In low-income communities, the problems pile up even further. Often, after disasters, “landlords and management companies see this as an opportunity to take their insurance payoff, evict everyone, nicen the place up, raise the price and move new people in,” says Jena Garren, a member of Mutual Aid Disaster Relief, a grassroots aid network that helps after disasters and is involved locally in COVID-19 assistance efforts as well. Those who lost their homes due to disaster may have lost their jobs due to the pandemic and find themselves even further isolated from their communities.

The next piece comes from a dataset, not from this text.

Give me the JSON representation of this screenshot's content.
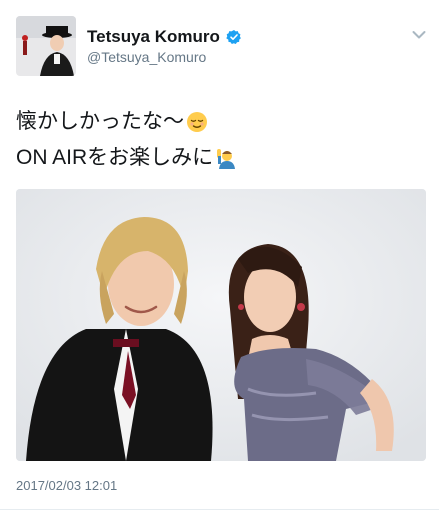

Ocracoke, North Carolina, a small island community, was just beginning to let tourists back on the island after it was devastated by Hurricane Dorian last year when the pandemic hit. Ocracoke experienced some of the worst impacts of the hurricane, with historic flooding closing roads and flooding hundreds of homes. The island doesn’t have a hospital, only a small health care center, so with coronavirus, “the concern now is a lot of tourists returning to this area that has little medical infrastructure when they’re still recovering from a hurricane,” says Garren.
Garren also points to Lumberton, North Carolina, a low-income, Indigenous community (indicative of communities already traditionally ignored by the government) where help from the government can be even harder to find, even for homeowners. Lumberton was hit by Hurricane Matthew in 2016 and again by Hurricane Florence two years later, both causing historic floods that had a likelihood of happening once every 1,000 years. “I remember very vividly one woman that we encountered in Lumberton whose entire house was destroyed and the check that she received from FEMA was like 300 bucks,” says Garren.
Disasters take a huge mental health toll on these communities; after the wine country fires in 2017, for instance, the Sonoma County mental health director said that his department received double the number of calls they normally get. On top of potential health concerns like depression, anxiety and post-traumatic stress disorder (PTSD) from these disasters, survivors will also get slammed by the PTSD that scientists say that coronavirus may be causing.
Recovering fully from disaster takes time and resources that coronavirus is taking away, and that’s only lengthening and adding to the suffering that many of these survivors were already facing. The impacts of cobbled-together disaster response were clear to these communities before – and, as an effect of the pandemic, will likely be clear to the whole country now.